Patients who underwent MV-PCI had a trend toward more severe impairment of cardiac output and worse lactate clearance on presentation. Cardiac performance was significantly worse at 12 hours. After the first 24 hours, the hemometabolic derangements were similar. Surviving the hospital stay and rates of acute kidney injury were not significantly different between the groups (69.8% MV-PCI vs. 65.3% CV-PCI; p = 0.51; and 29.9% vs. 34.2%; p = 0.64, respectively).
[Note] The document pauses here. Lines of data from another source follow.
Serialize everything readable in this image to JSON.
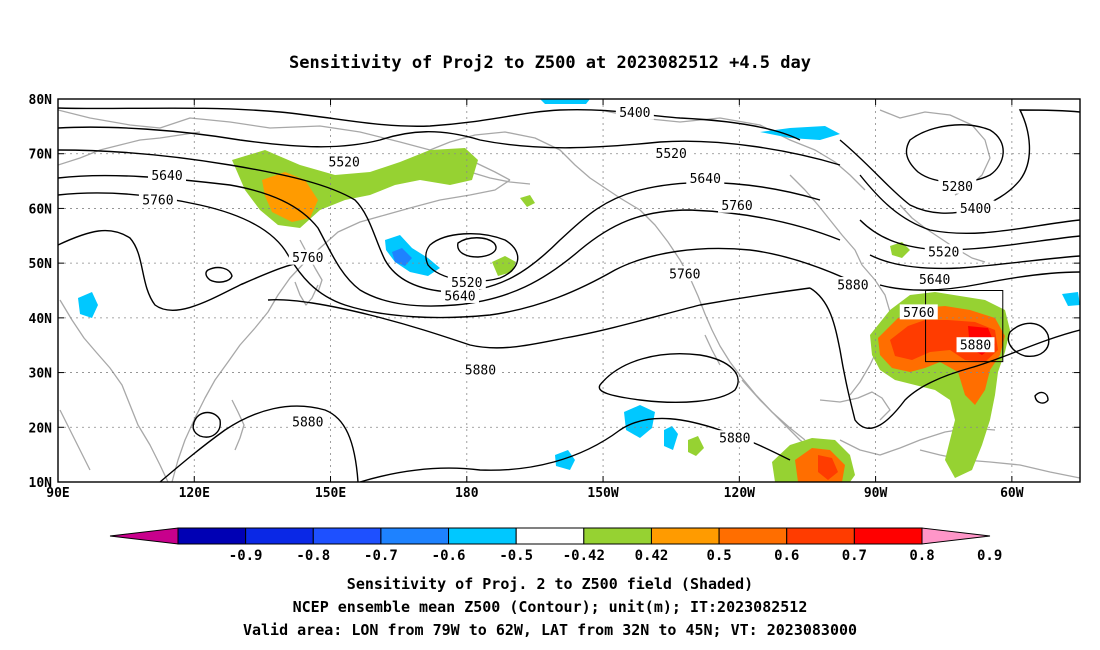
{
  "title": "Sensitivity of Proj2 to Z500 at 2023082512 +4.5 day",
  "map": {
    "lat_labels": [
      "80N",
      "70N",
      "60N",
      "50N",
      "40N",
      "30N",
      "20N",
      "10N"
    ],
    "lat_values": [
      80,
      70,
      60,
      50,
      40,
      30,
      20,
      10
    ],
    "lon_labels": [
      "90E",
      "120E",
      "150E",
      "180",
      "150W",
      "120W",
      "90W",
      "60W"
    ],
    "lon_values": [
      90,
      120,
      150,
      180,
      210,
      240,
      270,
      300
    ],
    "lon_range": [
      90,
      315
    ],
    "lat_range": [
      10,
      80
    ],
    "valid_area_box": {
      "lon": [
        281,
        298
      ],
      "lat": [
        32,
        45
      ]
    },
    "contour_labels": [
      {
        "text": "5400",
        "lon": 217,
        "lat": 77.5
      },
      {
        "text": "5520",
        "lon": 153,
        "lat": 68.5
      },
      {
        "text": "5520",
        "lon": 225,
        "lat": 70
      },
      {
        "text": "5640",
        "lon": 114,
        "lat": 66
      },
      {
        "text": "5640",
        "lon": 232.5,
        "lat": 65.5
      },
      {
        "text": "5760",
        "lon": 112,
        "lat": 61.5
      },
      {
        "text": "5760",
        "lon": 239.5,
        "lat": 60.5
      },
      {
        "text": "5280",
        "lon": 288,
        "lat": 64
      },
      {
        "text": "5400",
        "lon": 292,
        "lat": 60
      },
      {
        "text": "5520",
        "lon": 285,
        "lat": 52
      },
      {
        "text": "5640",
        "lon": 283,
        "lat": 47
      },
      {
        "text": "5760",
        "lon": 279.5,
        "lat": 41
      },
      {
        "text": "5880",
        "lon": 292,
        "lat": 35
      },
      {
        "text": "5760",
        "lon": 145,
        "lat": 51
      },
      {
        "text": "5520",
        "lon": 180,
        "lat": 46.5
      },
      {
        "text": "5640",
        "lon": 178.5,
        "lat": 44
      },
      {
        "text": "5760",
        "lon": 228,
        "lat": 48
      },
      {
        "text": "5880",
        "lon": 265,
        "lat": 46
      },
      {
        "text": "5880",
        "lon": 183,
        "lat": 30.5
      },
      {
        "text": "5880",
        "lon": 145,
        "lat": 21
      },
      {
        "text": "5880",
        "lon": 239,
        "lat": 18
      }
    ]
  },
  "colorbar": {
    "labels": [
      "-0.9",
      "-0.8",
      "-0.7",
      "-0.6",
      "-0.5",
      "-0.42",
      "0.42",
      "0.5",
      "0.6",
      "0.7",
      "0.8",
      "0.9"
    ],
    "colors": [
      "#c8008c",
      "#0000b4",
      "#0a28e6",
      "#1e50ff",
      "#1e82ff",
      "#00c8ff",
      "#ffffff",
      "#96d232",
      "#ff9b00",
      "#ff6e00",
      "#ff3c00",
      "#ff0000",
      "#ff96c8"
    ]
  },
  "captions": [
    "Sensitivity of Proj. 2 to Z500 field (Shaded)",
    "NCEP ensemble mean Z500 (Contour); unit(m); IT:2023082512",
    "Valid area: LON from 79W to 62W, LAT from 32N to 45N; VT: 2023083000"
  ]
}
The median hospital stay was10 (range: 5 to 16) days for those undergoing MV-PCI and 8 (range: 4 to 14) days for patients with CV-PCI. When stratified according to the number of coronary arteries, those with 3-vessel CAD who had undergone MV-PCI, the survival was 65.7% if they had 2-vessel PCI and 72.7% if they had 3-vessel PCI.

Critical reading and the relevance for clinical practice

Using standardized definitions and management protocols for shock are the cornerstone of the NCSI initiative. This study illustrates that early MCS and revascularisation of non-culprit lesions were associated with similar hospital survival rates and AKI when compared to culprit-only PCI. Performing complete revascularsation while the MCS is still in place is conceivable with no additional penalty. It is important at this junction to determine what the treatment endpoints for shocked patients are. Will elaborate revascularisation including chronic total occlusions add a survival benefit? Based on data from the Culprit Shock which was a larger randomized study, it does not have a survival advantage. The outcomes reported are shortsighted (surviving hospitalization). It is important to note, however, the profile of patients enrolled is very high risk with advanced shock (Extremis) and even out of hospital arrest included in the analysis. With such presentations, surviving hospital discharge can be considered a victory. Since the data is observational, single-arm and only includes NCSI centers, it cannot be assumed that the results are reproducible worldwide.

Routine use of MCS has always been controversial. At this point, it is important to discuss another randomized trial published this week (Azzalini L, Johal GS, Baber U, et al. Outcomes of Impella-supported high-risk non-emergent percutaneous coronary intervention in a large single-center registry [published online ahead of print, 2020 Apr 25]. Catheter Cardiovasc Interv. 2020;10.1002/ccd.28931). This study compared non-emergent PCI with MCS, Impella, to PCI without MCS (250 in each arm). Similar to the PROTECT Trials, the MCS arm had a higher rate of Left main interventions (26% vs 11%) and rotablation (44% vs 37%). Consequently, the MCS arm had a higher rate of periprocedural myocardial infarctions (14.0% vs 6.4%), major drop in blood (6.8% vs 2.8%) and blood transfusion (11.2% vs 4.8%). Ultimately, balancing risk and benefits of preemptive MCS use in non-emergent interventions is imperative.

In the setting of shock, streamlining protocols for the use of MCS is equally important. Longterm data generated by the NCSI initiative are much anticipated. At this time, both the CULPRIT SHOCK trial and data from this NCSI study do NOT recommend universal complete revascularisation.